Il diritto allo studio sancito dall'articolo 34 della Costituzione è garantito anche per chi sta dietro le sbarre. "È un modo importante per far pensare i detenuti in modo differente. Quello che scatta è un diverso meccanismo culturale", continua Siciliano. Insieme ad Opera, parteciperà anche il carcere di Bollate alla sperimentazione. I reclusi potranno assistere alle lezioni dei loro corsi via Skype e a volte potranno partecipare a lezioni frontali di professori che si recano nella struttura. Come fa da un anno Alberto Giasanti, che insegna a 25 reclusi al corso "Le forme della mediazione dei conflitti". Insieme a loro, partecipano 33 studenti dell'università. "Mi colpisce che gli studenti mi abbiano detto che non si sentono dentro un carcere, è un dato importante", spiega il professore. Non un caso la scelta della materia: imparare a gestire i conflitti è il primo passaggio per la rieducazione all'interno del carcere.

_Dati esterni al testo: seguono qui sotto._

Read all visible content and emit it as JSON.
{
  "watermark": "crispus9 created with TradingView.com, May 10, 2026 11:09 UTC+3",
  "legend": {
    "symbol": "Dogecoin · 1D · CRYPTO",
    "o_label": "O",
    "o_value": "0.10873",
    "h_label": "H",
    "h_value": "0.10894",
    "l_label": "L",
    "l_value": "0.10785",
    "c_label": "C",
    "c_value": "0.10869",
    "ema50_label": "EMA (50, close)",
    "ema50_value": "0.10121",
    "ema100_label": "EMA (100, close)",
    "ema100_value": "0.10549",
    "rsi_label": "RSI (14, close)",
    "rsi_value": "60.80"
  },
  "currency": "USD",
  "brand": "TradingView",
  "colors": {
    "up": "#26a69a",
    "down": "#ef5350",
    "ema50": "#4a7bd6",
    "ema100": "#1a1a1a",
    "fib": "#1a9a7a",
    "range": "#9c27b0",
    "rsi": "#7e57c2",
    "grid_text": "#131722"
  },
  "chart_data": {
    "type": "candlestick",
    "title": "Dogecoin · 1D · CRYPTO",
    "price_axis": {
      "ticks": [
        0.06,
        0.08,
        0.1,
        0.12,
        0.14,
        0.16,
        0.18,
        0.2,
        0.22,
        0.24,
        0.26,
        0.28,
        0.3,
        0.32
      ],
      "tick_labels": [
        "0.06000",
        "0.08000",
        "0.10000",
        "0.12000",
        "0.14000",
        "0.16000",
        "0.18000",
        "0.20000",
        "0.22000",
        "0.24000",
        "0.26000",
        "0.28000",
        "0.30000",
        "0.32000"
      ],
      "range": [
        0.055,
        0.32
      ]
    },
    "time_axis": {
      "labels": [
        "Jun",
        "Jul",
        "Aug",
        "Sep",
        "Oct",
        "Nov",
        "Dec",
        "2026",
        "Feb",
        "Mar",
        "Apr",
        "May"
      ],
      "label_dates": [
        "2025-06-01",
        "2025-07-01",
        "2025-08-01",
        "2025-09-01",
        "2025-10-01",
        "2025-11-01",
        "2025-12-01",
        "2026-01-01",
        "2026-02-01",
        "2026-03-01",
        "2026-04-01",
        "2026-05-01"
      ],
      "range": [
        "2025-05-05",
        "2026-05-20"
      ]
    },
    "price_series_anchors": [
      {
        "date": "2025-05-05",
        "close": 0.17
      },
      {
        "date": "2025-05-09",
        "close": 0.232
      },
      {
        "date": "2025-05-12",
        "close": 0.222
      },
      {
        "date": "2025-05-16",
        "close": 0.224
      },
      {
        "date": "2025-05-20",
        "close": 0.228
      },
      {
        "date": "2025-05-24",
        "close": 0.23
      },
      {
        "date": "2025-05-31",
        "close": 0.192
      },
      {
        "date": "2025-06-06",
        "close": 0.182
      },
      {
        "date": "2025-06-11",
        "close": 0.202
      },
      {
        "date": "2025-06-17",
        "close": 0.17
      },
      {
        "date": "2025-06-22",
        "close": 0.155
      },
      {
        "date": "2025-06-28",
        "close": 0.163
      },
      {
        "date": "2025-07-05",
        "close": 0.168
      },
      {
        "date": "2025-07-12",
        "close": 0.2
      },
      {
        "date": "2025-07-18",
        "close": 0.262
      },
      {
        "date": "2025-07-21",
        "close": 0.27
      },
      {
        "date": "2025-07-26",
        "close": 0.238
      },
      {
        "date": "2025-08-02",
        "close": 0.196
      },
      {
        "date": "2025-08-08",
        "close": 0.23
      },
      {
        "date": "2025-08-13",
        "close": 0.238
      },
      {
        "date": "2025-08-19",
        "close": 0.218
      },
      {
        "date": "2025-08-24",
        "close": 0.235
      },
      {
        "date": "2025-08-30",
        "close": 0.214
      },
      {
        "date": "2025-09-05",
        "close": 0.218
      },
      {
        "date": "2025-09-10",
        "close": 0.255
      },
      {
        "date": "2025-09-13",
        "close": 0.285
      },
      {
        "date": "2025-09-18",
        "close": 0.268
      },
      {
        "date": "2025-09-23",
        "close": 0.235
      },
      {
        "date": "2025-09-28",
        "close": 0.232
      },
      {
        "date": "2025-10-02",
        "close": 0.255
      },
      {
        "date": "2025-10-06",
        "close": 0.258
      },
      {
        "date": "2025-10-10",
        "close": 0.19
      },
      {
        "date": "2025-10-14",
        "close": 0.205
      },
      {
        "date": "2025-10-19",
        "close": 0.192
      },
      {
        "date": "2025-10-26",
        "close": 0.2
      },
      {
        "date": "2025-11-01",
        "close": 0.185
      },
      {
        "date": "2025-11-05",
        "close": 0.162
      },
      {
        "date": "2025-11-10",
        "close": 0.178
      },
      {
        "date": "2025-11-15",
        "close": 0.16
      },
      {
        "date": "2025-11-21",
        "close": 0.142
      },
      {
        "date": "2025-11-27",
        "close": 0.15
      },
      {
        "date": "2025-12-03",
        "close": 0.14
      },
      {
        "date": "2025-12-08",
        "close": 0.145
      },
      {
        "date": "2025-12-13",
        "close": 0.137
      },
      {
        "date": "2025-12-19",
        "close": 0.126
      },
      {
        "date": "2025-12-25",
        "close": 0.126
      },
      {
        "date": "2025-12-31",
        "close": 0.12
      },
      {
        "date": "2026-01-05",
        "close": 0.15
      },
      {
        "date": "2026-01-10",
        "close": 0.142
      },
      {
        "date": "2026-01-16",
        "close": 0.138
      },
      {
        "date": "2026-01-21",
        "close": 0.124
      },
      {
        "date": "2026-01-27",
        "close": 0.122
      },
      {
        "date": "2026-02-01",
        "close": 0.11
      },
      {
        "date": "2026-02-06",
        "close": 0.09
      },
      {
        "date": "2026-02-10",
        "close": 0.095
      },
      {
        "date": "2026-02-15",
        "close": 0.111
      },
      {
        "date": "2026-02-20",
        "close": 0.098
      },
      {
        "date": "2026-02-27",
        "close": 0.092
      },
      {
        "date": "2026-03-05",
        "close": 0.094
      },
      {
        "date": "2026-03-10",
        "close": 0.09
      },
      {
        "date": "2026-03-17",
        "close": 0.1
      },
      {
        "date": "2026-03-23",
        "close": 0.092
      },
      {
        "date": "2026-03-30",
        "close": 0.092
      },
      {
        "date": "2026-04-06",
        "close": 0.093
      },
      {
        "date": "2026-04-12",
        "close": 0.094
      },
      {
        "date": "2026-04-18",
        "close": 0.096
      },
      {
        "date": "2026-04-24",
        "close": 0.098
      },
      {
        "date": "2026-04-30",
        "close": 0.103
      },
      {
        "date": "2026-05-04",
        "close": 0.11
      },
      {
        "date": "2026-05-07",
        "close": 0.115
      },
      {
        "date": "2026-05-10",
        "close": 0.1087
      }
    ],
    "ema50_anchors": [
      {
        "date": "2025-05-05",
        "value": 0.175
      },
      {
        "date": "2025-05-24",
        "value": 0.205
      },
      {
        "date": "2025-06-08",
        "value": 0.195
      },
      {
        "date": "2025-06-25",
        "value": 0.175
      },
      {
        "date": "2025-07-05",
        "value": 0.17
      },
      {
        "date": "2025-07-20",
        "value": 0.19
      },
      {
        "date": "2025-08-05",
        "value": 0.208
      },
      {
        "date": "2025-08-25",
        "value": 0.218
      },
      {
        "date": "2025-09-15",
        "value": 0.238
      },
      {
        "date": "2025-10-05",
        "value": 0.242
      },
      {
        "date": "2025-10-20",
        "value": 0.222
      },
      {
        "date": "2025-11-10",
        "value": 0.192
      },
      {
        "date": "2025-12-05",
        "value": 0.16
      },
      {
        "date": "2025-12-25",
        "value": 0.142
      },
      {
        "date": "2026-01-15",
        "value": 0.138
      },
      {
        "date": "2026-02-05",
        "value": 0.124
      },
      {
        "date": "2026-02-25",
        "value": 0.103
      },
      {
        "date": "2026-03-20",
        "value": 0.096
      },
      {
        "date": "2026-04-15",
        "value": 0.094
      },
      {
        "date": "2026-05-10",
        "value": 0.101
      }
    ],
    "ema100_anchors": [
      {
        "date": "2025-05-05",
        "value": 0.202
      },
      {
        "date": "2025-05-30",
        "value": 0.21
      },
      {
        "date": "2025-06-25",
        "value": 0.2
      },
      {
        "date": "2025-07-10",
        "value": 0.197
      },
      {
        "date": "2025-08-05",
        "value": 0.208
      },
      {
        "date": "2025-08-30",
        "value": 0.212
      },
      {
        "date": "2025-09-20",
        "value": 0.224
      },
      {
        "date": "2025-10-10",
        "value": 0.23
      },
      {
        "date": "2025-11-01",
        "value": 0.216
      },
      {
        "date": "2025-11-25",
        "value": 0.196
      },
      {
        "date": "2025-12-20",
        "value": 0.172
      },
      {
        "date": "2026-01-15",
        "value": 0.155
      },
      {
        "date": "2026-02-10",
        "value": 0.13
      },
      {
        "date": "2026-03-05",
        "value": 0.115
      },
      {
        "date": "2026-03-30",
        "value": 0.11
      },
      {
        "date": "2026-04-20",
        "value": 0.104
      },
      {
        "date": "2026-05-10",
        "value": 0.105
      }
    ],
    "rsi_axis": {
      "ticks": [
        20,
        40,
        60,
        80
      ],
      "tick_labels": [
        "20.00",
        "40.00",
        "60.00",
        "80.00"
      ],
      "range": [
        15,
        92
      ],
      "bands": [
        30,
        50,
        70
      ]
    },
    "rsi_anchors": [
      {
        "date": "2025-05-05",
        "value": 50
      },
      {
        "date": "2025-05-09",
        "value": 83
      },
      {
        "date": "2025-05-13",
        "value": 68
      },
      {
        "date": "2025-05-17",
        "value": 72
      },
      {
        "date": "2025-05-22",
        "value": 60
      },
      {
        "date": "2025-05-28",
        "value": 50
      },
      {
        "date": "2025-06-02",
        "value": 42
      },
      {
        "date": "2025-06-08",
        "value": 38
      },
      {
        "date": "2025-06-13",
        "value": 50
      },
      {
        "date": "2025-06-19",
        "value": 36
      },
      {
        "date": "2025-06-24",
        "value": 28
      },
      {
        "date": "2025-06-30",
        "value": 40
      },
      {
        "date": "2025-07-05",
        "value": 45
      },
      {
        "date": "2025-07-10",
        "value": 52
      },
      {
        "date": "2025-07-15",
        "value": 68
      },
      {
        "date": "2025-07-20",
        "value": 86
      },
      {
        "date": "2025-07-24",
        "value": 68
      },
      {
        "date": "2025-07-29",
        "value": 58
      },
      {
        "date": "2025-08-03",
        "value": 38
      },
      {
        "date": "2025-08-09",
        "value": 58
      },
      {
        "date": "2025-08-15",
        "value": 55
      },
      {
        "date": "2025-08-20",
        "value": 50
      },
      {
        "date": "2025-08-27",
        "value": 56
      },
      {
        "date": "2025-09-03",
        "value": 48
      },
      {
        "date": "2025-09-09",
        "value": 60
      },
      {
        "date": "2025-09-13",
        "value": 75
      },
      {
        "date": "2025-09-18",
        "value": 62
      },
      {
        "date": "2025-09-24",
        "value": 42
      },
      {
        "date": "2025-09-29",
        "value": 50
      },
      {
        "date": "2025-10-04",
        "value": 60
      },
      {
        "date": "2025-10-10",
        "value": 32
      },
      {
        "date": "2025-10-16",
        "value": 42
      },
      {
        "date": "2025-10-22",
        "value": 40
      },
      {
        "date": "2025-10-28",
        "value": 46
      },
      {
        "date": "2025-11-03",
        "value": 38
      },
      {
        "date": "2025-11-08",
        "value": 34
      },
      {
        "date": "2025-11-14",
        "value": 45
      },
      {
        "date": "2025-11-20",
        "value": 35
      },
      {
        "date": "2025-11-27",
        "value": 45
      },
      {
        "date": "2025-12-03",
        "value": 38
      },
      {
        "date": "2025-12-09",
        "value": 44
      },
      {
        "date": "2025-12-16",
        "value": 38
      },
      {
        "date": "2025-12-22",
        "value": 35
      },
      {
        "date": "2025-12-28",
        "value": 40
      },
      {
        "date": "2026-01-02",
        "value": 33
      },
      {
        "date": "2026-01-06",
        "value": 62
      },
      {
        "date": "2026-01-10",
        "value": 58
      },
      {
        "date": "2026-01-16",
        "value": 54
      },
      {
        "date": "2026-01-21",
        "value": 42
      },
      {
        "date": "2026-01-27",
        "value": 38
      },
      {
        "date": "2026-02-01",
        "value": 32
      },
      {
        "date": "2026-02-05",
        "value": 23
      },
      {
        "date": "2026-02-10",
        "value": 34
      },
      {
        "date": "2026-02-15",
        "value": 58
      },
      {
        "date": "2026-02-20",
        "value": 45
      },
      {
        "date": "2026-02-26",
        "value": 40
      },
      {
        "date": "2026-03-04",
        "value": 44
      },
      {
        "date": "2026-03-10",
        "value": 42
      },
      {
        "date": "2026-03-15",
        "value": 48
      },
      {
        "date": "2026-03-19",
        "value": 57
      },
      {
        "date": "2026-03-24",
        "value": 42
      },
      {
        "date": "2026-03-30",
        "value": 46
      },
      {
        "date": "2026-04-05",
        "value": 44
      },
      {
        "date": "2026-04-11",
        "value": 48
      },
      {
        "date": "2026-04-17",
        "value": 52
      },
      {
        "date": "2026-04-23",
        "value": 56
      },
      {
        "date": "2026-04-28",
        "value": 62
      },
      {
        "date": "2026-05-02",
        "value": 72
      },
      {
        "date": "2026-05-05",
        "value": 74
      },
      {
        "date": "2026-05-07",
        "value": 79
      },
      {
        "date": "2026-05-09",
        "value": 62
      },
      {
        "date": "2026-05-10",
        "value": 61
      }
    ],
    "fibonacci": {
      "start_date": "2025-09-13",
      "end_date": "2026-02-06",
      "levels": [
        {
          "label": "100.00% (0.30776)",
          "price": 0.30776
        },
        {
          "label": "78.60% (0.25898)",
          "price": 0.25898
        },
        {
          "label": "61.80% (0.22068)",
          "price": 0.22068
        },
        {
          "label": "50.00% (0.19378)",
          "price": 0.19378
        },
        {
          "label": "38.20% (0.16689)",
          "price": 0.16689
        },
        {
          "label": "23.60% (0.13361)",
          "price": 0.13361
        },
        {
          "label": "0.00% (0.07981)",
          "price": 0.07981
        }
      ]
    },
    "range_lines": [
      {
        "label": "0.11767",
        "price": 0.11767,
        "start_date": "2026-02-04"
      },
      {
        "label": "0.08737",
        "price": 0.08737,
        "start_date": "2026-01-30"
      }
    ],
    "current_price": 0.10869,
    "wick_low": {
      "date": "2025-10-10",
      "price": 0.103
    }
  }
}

Alla base della convenzione ateneo-carcere c'è l'accordo stretto il 28 giugno scorso dal Provveditorato regionale dell'amministrazione penitenziaria e l'università Bicocca. Aldo Fabozzi, provveditore regionale, sostiene che "potrebbero arrivare studenti-detenuti anche da fuori regione per partecipare alle lezioni". In tutta Italia sono poche le realtà che stanno percorrendo questa strada di convenzioni con le università. Già in corso c'è solo a Torino, dove gli studenti universitari del carcere, a febbraio 2014, sono 28. Dal '98 ad oggi a Torino si sono laureati in 30 e altri 10 arriveranno al capolinea quest'anno. Dal 2000 un'esperienza simile esiste anche al carcere Dozza di Bologna.